Open House at the new Baptist Joint Committee on Religious LibertyWritten by Don Byrd

In a new op-ed for Religion News Service, Baptist Joint Committee Executive Director Amanda Tyler explains why the proposal to remove the IRS ban on electioneering by 501(c)(3) organizations, including houses of worship, is a bad idea. The column is a welcome and helpful counterpoint to Tony Perkins’ RNS op-ed supporting a change in the so-called “Johnson Amendment.”

Contrary to Perkins’ insistence otherwise, Tyler emphasizes that the rule does not erase the free speech rights of houses of worship or their clergy. Pastors and churches are free to speak out on the issues of the day, and church leaders are free, on their own, to endorse and assist candidates, “as long as tax-exempt church resources are not used and it is clear the pastor is acting in his individual capacity.”

I hope everyone engaged in this debate also focuses on another key point she makes: Lifting this rule risks turning our churches into Political Action Committees for parties and candidates.

Here is an excerpt from her column:

Changing the law is not about protecting free speech.

Preachers can and do speak out, including from the pulpit, on any issue, and houses of worship may advocate for moral and ethical positions. Pastors and other church leaders, as individuals, can participate in the electoral process as much as they wish, as long as tax-exempt church resources are not used and it is clear the pastor is acting in his individual capacity. And, if a church really wants to wade into the political morass by intervening in an election, it can give up its charitable tax designation.

But beware, for as soon as the church joins at the hip with a particular candidate or party, its prophetic witness — its ability to speak truth to power and not risk being co-opted by the government — is hindered. The credibility and integrity of congregations would suffer with bad decisions of candidates they endorsed.

Read the whole thing. Also, see the BJC’s earlier statement, released hours after President Trump made the promise.

On this topic, I also highly recommend two other pieces — one by a Baptist pastor, and the other by a professor.

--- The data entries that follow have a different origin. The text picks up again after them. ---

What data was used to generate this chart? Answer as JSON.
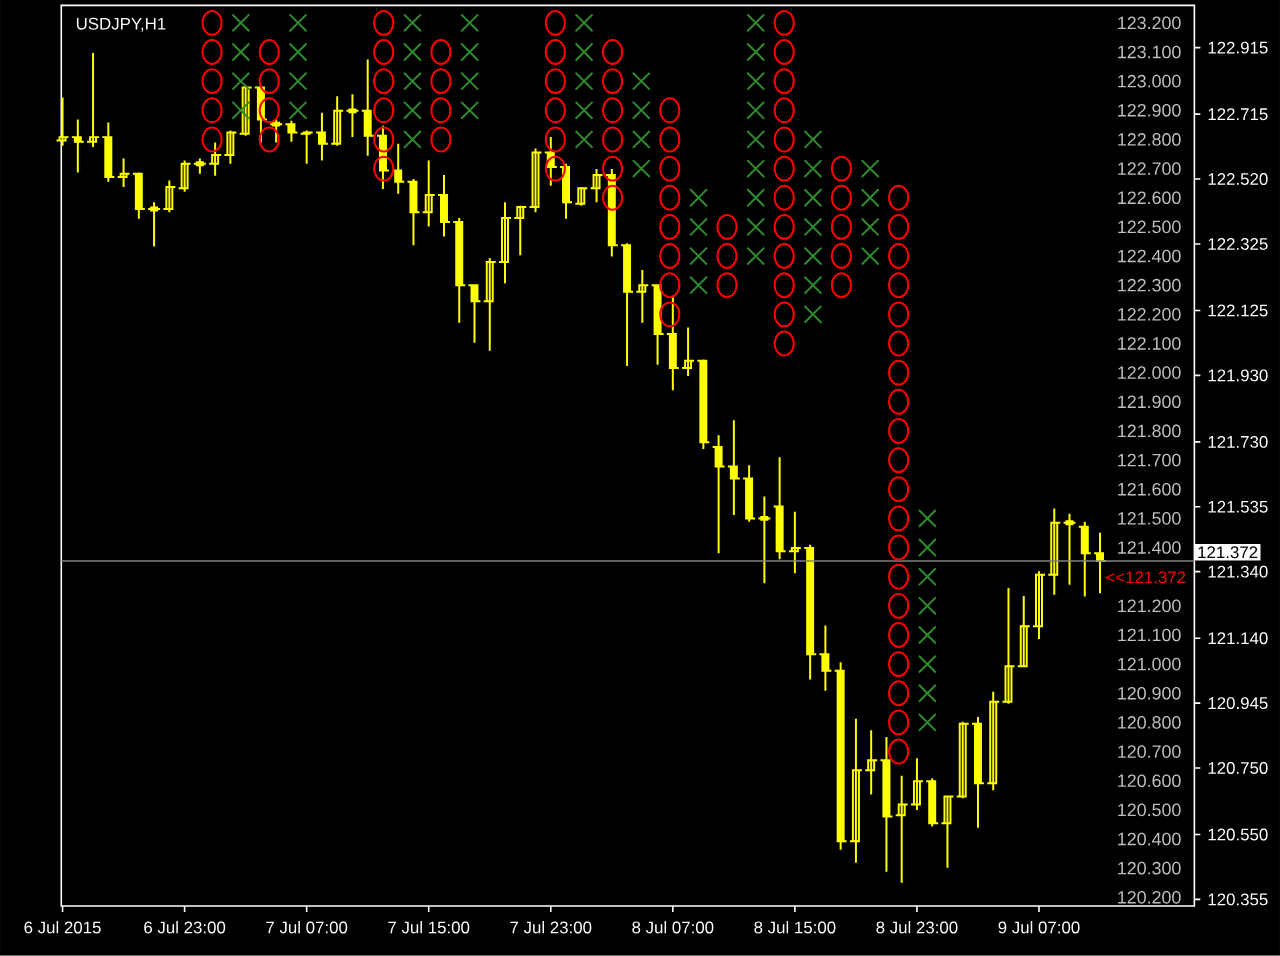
{
  "chart_data": {
    "type": "candlestick",
    "title": "USDJPY,H1",
    "color": "#ffff00",
    "x": [
      "2015-07-06T15:00",
      "2015-07-06T16:00",
      "2015-07-06T17:00",
      "2015-07-06T18:00",
      "2015-07-06T19:00",
      "2015-07-06T20:00",
      "2015-07-06T21:00",
      "2015-07-06T22:00",
      "2015-07-06T23:00",
      "2015-07-07T00:00",
      "2015-07-07T01:00",
      "2015-07-07T02:00",
      "2015-07-07T03:00",
      "2015-07-07T04:00",
      "2015-07-07T05:00",
      "2015-07-07T06:00",
      "2015-07-07T07:00",
      "2015-07-07T08:00",
      "2015-07-07T09:00",
      "2015-07-07T10:00",
      "2015-07-07T11:00",
      "2015-07-07T12:00",
      "2015-07-07T13:00",
      "2015-07-07T14:00",
      "2015-07-07T15:00",
      "2015-07-07T16:00",
      "2015-07-07T17:00",
      "2015-07-07T18:00",
      "2015-07-07T19:00",
      "2015-07-07T20:00",
      "2015-07-07T21:00",
      "2015-07-07T22:00",
      "2015-07-07T23:00",
      "2015-07-08T00:00",
      "2015-07-08T01:00",
      "2015-07-08T02:00",
      "2015-07-08T03:00",
      "2015-07-08T04:00",
      "2015-07-08T05:00",
      "2015-07-08T06:00",
      "2015-07-08T07:00",
      "2015-07-08T08:00",
      "2015-07-08T09:00",
      "2015-07-08T10:00",
      "2015-07-08T11:00",
      "2015-07-08T12:00",
      "2015-07-08T13:00",
      "2015-07-08T14:00",
      "2015-07-08T15:00",
      "2015-07-08T16:00",
      "2015-07-08T17:00",
      "2015-07-08T18:00",
      "2015-07-08T19:00",
      "2015-07-08T20:00",
      "2015-07-08T21:00",
      "2015-07-08T22:00",
      "2015-07-08T23:00",
      "2015-07-09T00:00",
      "2015-07-09T01:00",
      "2015-07-09T02:00",
      "2015-07-09T03:00",
      "2015-07-09T04:00",
      "2015-07-09T05:00",
      "2015-07-09T06:00",
      "2015-07-09T07:00",
      "2015-07-09T08:00",
      "2015-07-09T09:00",
      "2015-07-09T10:00",
      "2015-07-09T11:00"
    ],
    "ohlc": [
      [
        122.636,
        122.765,
        122.62,
        122.646
      ],
      [
        122.646,
        122.699,
        122.54,
        122.632
      ],
      [
        122.632,
        122.899,
        122.616,
        122.646
      ],
      [
        122.646,
        122.69,
        122.512,
        122.526
      ],
      [
        122.526,
        122.582,
        122.496,
        122.536
      ],
      [
        122.536,
        122.54,
        122.401,
        122.43
      ],
      [
        122.43,
        122.45,
        122.317,
        122.43
      ],
      [
        122.43,
        122.516,
        122.42,
        122.496
      ],
      [
        122.492,
        122.576,
        122.482,
        122.566
      ],
      [
        122.566,
        122.582,
        122.536,
        122.566
      ],
      [
        122.566,
        122.63,
        122.53,
        122.592
      ],
      [
        122.592,
        122.666,
        122.566,
        122.66
      ],
      [
        122.656,
        122.801,
        122.65,
        122.795
      ],
      [
        122.795,
        122.795,
        122.63,
        122.699
      ],
      [
        122.685,
        122.699,
        122.63,
        122.685
      ],
      [
        122.685,
        122.695,
        122.632,
        122.66
      ],
      [
        122.656,
        122.666,
        122.566,
        122.66
      ],
      [
        122.66,
        122.719,
        122.576,
        122.626
      ],
      [
        122.626,
        122.769,
        122.62,
        122.725
      ],
      [
        122.725,
        122.775,
        122.646,
        122.725
      ],
      [
        122.725,
        122.879,
        122.59,
        122.65
      ],
      [
        122.65,
        122.68,
        122.49,
        122.546
      ],
      [
        122.546,
        122.626,
        122.476,
        122.512
      ],
      [
        122.512,
        122.52,
        122.321,
        122.42
      ],
      [
        122.42,
        122.576,
        122.377,
        122.472
      ],
      [
        122.472,
        122.532,
        122.347,
        122.391
      ],
      [
        122.391,
        122.403,
        122.088,
        122.201
      ],
      [
        122.201,
        122.203,
        122.028,
        122.153
      ],
      [
        122.153,
        122.283,
        122.004,
        122.271
      ],
      [
        122.271,
        122.45,
        122.207,
        122.403
      ],
      [
        122.403,
        122.44,
        122.291,
        122.436
      ],
      [
        122.436,
        122.612,
        122.42,
        122.6
      ],
      [
        122.6,
        122.646,
        122.5,
        122.556
      ],
      [
        122.556,
        122.566,
        122.401,
        122.45
      ],
      [
        122.446,
        122.496,
        122.44,
        122.492
      ],
      [
        122.492,
        122.55,
        122.45,
        122.532
      ],
      [
        122.532,
        122.55,
        122.287,
        122.321
      ],
      [
        122.321,
        122.327,
        121.958,
        122.181
      ],
      [
        122.181,
        122.247,
        122.088,
        122.201
      ],
      [
        122.201,
        122.201,
        121.962,
        122.054
      ],
      [
        122.054,
        122.167,
        121.885,
        121.952
      ],
      [
        121.952,
        122.074,
        121.928,
        121.974
      ],
      [
        121.974,
        121.978,
        121.709,
        121.729
      ],
      [
        121.715,
        121.75,
        121.395,
        121.656
      ],
      [
        121.656,
        121.795,
        121.51,
        121.62
      ],
      [
        121.62,
        121.66,
        121.49,
        121.5
      ],
      [
        121.5,
        121.566,
        121.305,
        121.5
      ],
      [
        121.536,
        121.684,
        121.377,
        121.401
      ],
      [
        121.401,
        121.52,
        121.335,
        121.411
      ],
      [
        121.411,
        121.421,
        121.016,
        121.092
      ],
      [
        121.092,
        121.178,
        120.982,
        121.042
      ],
      [
        121.042,
        121.068,
        120.504,
        120.53
      ],
      [
        120.53,
        120.898,
        120.465,
        120.743
      ],
      [
        120.743,
        120.863,
        120.67,
        120.773
      ],
      [
        120.773,
        120.843,
        120.438,
        120.604
      ],
      [
        120.608,
        120.727,
        120.405,
        120.64
      ],
      [
        120.64,
        120.779,
        120.624,
        120.71
      ],
      [
        120.71,
        120.719,
        120.574,
        120.584
      ],
      [
        120.584,
        120.664,
        120.45,
        120.664
      ],
      [
        120.664,
        120.889,
        120.659,
        120.883
      ],
      [
        120.883,
        120.903,
        120.57,
        120.704
      ],
      [
        120.704,
        120.979,
        120.683,
        120.949
      ],
      [
        120.949,
        121.291,
        120.943,
        121.056
      ],
      [
        121.056,
        121.267,
        121.056,
        121.176
      ],
      [
        121.176,
        121.341,
        121.138,
        121.331
      ],
      [
        121.331,
        121.53,
        121.271,
        121.487
      ],
      [
        121.487,
        121.514,
        121.301,
        121.487
      ],
      [
        121.475,
        121.49,
        121.265,
        121.395
      ],
      [
        121.395,
        121.457,
        121.275,
        121.372
      ]
    ],
    "xlim": [
      "2015-07-06T14:55",
      "2015-07-09T17:11"
    ],
    "xticks": [
      {
        "value": "2015-07-06T15:00",
        "label": "6 Jul 2015"
      },
      {
        "value": "2015-07-06T23:00",
        "label": "6 Jul 23:00"
      },
      {
        "value": "2015-07-07T07:00",
        "label": "7 Jul 07:00"
      },
      {
        "value": "2015-07-07T15:00",
        "label": "7 Jul 15:00"
      },
      {
        "value": "2015-07-07T23:00",
        "label": "7 Jul 23:00"
      },
      {
        "value": "2015-07-08T07:00",
        "label": "8 Jul 07:00"
      },
      {
        "value": "2015-07-08T15:00",
        "label": "8 Jul 15:00"
      },
      {
        "value": "2015-07-08T23:00",
        "label": "8 Jul 23:00"
      },
      {
        "value": "2015-07-09T07:00",
        "label": "9 Jul 07:00"
      }
    ],
    "ylim": [
      120.335,
      123.042
    ],
    "yticks": [
      {
        "value": 120.355,
        "label": "120.355"
      },
      {
        "value": 120.55,
        "label": "120.550"
      },
      {
        "value": 120.75,
        "label": "120.750"
      },
      {
        "value": 120.945,
        "label": "120.945"
      },
      {
        "value": 121.14,
        "label": "121.140"
      },
      {
        "value": 121.34,
        "label": "121.340"
      },
      {
        "value": 121.535,
        "label": "121.535"
      },
      {
        "value": 121.73,
        "label": "121.730"
      },
      {
        "value": 121.93,
        "label": "121.930"
      },
      {
        "value": 122.125,
        "label": "122.125"
      },
      {
        "value": 122.325,
        "label": "122.325"
      },
      {
        "value": 122.52,
        "label": "122.520"
      },
      {
        "value": 122.715,
        "label": "122.715"
      },
      {
        "value": 122.915,
        "label": "122.915"
      }
    ],
    "y2lim": [
      120.17,
      123.26
    ],
    "y2ticks": [
      {
        "value": 120.2,
        "label": "120.200"
      },
      {
        "value": 120.3,
        "label": "120.300"
      },
      {
        "value": 120.4,
        "label": "120.400"
      },
      {
        "value": 120.5,
        "label": "120.500"
      },
      {
        "value": 120.6,
        "label": "120.600"
      },
      {
        "value": 120.7,
        "label": "120.700"
      },
      {
        "value": 120.8,
        "label": "120.800"
      },
      {
        "value": 120.9,
        "label": "120.900"
      },
      {
        "value": 121.0,
        "label": "121.000"
      },
      {
        "value": 121.1,
        "label": "121.100"
      },
      {
        "value": 121.2,
        "label": "121.200"
      },
      {
        "value": 121.4,
        "label": "121.400"
      },
      {
        "value": 121.5,
        "label": "121.500"
      },
      {
        "value": 121.6,
        "label": "121.600"
      },
      {
        "value": 121.7,
        "label": "121.700"
      },
      {
        "value": 121.8,
        "label": "121.800"
      },
      {
        "value": 121.9,
        "label": "121.900"
      },
      {
        "value": 122.0,
        "label": "122.000"
      },
      {
        "value": 122.1,
        "label": "122.100"
      },
      {
        "value": 122.2,
        "label": "122.200"
      },
      {
        "value": 122.3,
        "label": "122.300"
      },
      {
        "value": 122.4,
        "label": "122.400"
      },
      {
        "value": 122.5,
        "label": "122.500"
      },
      {
        "value": 122.6,
        "label": "122.600"
      },
      {
        "value": 122.7,
        "label": "122.700"
      },
      {
        "value": 122.8,
        "label": "122.800"
      },
      {
        "value": 122.9,
        "label": "122.900"
      },
      {
        "value": 123.0,
        "label": "123.000"
      },
      {
        "value": 123.1,
        "label": "123.100"
      },
      {
        "value": 123.2,
        "label": "123.200"
      }
    ],
    "series": [
      {
        "type": "scatter",
        "axis": "y2",
        "marker": "cross",
        "color": "#2e8b2e",
        "x": [
          "2015-07-07T02:41",
          "2015-07-07T02:41",
          "2015-07-07T02:41",
          "2015-07-07T02:41",
          "2015-07-07T06:26",
          "2015-07-07T06:26",
          "2015-07-07T06:26",
          "2015-07-07T06:26",
          "2015-07-07T13:56",
          "2015-07-07T13:56",
          "2015-07-07T13:56",
          "2015-07-07T13:56",
          "2015-07-07T13:56",
          "2015-07-07T17:41",
          "2015-07-07T17:41",
          "2015-07-07T17:41",
          "2015-07-07T17:41",
          "2015-07-08T01:11",
          "2015-07-08T01:11",
          "2015-07-08T01:11",
          "2015-07-08T01:11",
          "2015-07-08T01:11",
          "2015-07-08T04:56",
          "2015-07-08T04:56",
          "2015-07-08T04:56",
          "2015-07-08T04:56",
          "2015-07-08T08:41",
          "2015-07-08T08:41",
          "2015-07-08T08:41",
          "2015-07-08T08:41",
          "2015-07-08T12:26",
          "2015-07-08T12:26",
          "2015-07-08T12:26",
          "2015-07-08T12:26",
          "2015-07-08T12:26",
          "2015-07-08T12:26",
          "2015-07-08T12:26",
          "2015-07-08T12:26",
          "2015-07-08T12:26",
          "2015-07-08T16:11",
          "2015-07-08T16:11",
          "2015-07-08T16:11",
          "2015-07-08T16:11",
          "2015-07-08T16:11",
          "2015-07-08T16:11",
          "2015-07-08T16:11",
          "2015-07-08T19:56",
          "2015-07-08T19:56",
          "2015-07-08T19:56",
          "2015-07-08T19:56",
          "2015-07-08T23:41",
          "2015-07-08T23:41",
          "2015-07-08T23:41",
          "2015-07-08T23:41",
          "2015-07-08T23:41",
          "2015-07-08T23:41",
          "2015-07-08T23:41",
          "2015-07-08T23:41"
        ],
        "values": [
          123.2,
          123.1,
          123.0,
          122.9,
          123.2,
          123.1,
          123.0,
          122.9,
          123.2,
          123.1,
          123.0,
          122.9,
          122.8,
          123.2,
          123.1,
          123.0,
          122.9,
          123.2,
          123.1,
          123.0,
          122.9,
          122.8,
          123.0,
          122.9,
          122.8,
          122.7,
          122.6,
          122.5,
          122.4,
          122.3,
          123.2,
          123.1,
          123.0,
          122.9,
          122.8,
          122.7,
          122.6,
          122.5,
          122.4,
          122.8,
          122.7,
          122.6,
          122.5,
          122.4,
          122.3,
          122.2,
          122.7,
          122.6,
          122.5,
          122.4,
          121.5,
          121.4,
          121.3,
          121.2,
          121.1,
          121.0,
          120.9,
          120.8
        ]
      },
      {
        "type": "scatter",
        "axis": "y2",
        "marker": "circle",
        "color": "#ff0000",
        "x": [
          "2015-07-07T00:48",
          "2015-07-07T00:48",
          "2015-07-07T00:48",
          "2015-07-07T00:48",
          "2015-07-07T00:48",
          "2015-07-07T04:33",
          "2015-07-07T04:33",
          "2015-07-07T04:33",
          "2015-07-07T04:33",
          "2015-07-07T12:03",
          "2015-07-07T12:03",
          "2015-07-07T12:03",
          "2015-07-07T12:03",
          "2015-07-07T12:03",
          "2015-07-07T12:03",
          "2015-07-07T15:48",
          "2015-07-07T15:48",
          "2015-07-07T15:48",
          "2015-07-07T15:48",
          "2015-07-07T23:18",
          "2015-07-07T23:18",
          "2015-07-07T23:18",
          "2015-07-07T23:18",
          "2015-07-07T23:18",
          "2015-07-07T23:18",
          "2015-07-08T03:03",
          "2015-07-08T03:03",
          "2015-07-08T03:03",
          "2015-07-08T03:03",
          "2015-07-08T03:03",
          "2015-07-08T03:03",
          "2015-07-08T06:48",
          "2015-07-08T06:48",
          "2015-07-08T06:48",
          "2015-07-08T06:48",
          "2015-07-08T06:48",
          "2015-07-08T06:48",
          "2015-07-08T06:48",
          "2015-07-08T06:48",
          "2015-07-08T10:33",
          "2015-07-08T10:33",
          "2015-07-08T10:33",
          "2015-07-08T14:18",
          "2015-07-08T14:18",
          "2015-07-08T14:18",
          "2015-07-08T14:18",
          "2015-07-08T14:18",
          "2015-07-08T14:18",
          "2015-07-08T14:18",
          "2015-07-08T14:18",
          "2015-07-08T14:18",
          "2015-07-08T14:18",
          "2015-07-08T14:18",
          "2015-07-08T14:18",
          "2015-07-08T18:03",
          "2015-07-08T18:03",
          "2015-07-08T18:03",
          "2015-07-08T18:03",
          "2015-07-08T18:03",
          "2015-07-08T21:48",
          "2015-07-08T21:48",
          "2015-07-08T21:48",
          "2015-07-08T21:48",
          "2015-07-08T21:48",
          "2015-07-08T21:48",
          "2015-07-08T21:48",
          "2015-07-08T21:48",
          "2015-07-08T21:48",
          "2015-07-08T21:48",
          "2015-07-08T21:48",
          "2015-07-08T21:48",
          "2015-07-08T21:48",
          "2015-07-08T21:48",
          "2015-07-08T21:48",
          "2015-07-08T21:48",
          "2015-07-08T21:48",
          "2015-07-08T21:48",
          "2015-07-08T21:48",
          "2015-07-08T21:48"
        ],
        "values": [
          123.2,
          123.1,
          123.0,
          122.9,
          122.8,
          123.1,
          123.0,
          122.9,
          122.8,
          123.2,
          123.1,
          123.0,
          122.9,
          122.8,
          122.7,
          123.1,
          123.0,
          122.9,
          122.8,
          123.2,
          123.1,
          123.0,
          122.9,
          122.8,
          122.7,
          123.1,
          123.0,
          122.9,
          122.8,
          122.7,
          122.6,
          122.9,
          122.8,
          122.7,
          122.6,
          122.5,
          122.4,
          122.3,
          122.2,
          122.5,
          122.4,
          122.3,
          123.2,
          123.1,
          123.0,
          122.9,
          122.8,
          122.7,
          122.6,
          122.5,
          122.4,
          122.3,
          122.2,
          122.1,
          122.7,
          122.6,
          122.5,
          122.4,
          122.3,
          122.6,
          122.5,
          122.4,
          122.3,
          122.2,
          122.1,
          122.0,
          121.9,
          121.8,
          121.7,
          121.6,
          121.5,
          121.4,
          121.3,
          121.2,
          121.1,
          121.0,
          120.9,
          120.8,
          120.7
        ]
      }
    ],
    "ref_lines": [
      {
        "axis": "y",
        "value": 121.372,
        "label": "121.372",
        "color": "#808080"
      }
    ],
    "annotations": [
      "<<121.372"
    ]
  }
}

  • In a column for Huffington Post, Baptist pastor and BJC Board member Andrew Daugherty notes that abandoning the rule would be “to the peril of both our nation’s political process and the prophetic witness of our nation’s great religions.”
  • In a Baptist News Global column, Wake Forest Professor Bill Leonard writes that changing the law would have the effect of “splitting churches left and right.” And he closes with this thought:

    Conscience and gospel oblige us all to respond to the injustices we perceive in the nation and the world. But Christian conscience underwritten by tax favors from the state may dilute our witness and devalue the gospel we claim to represent.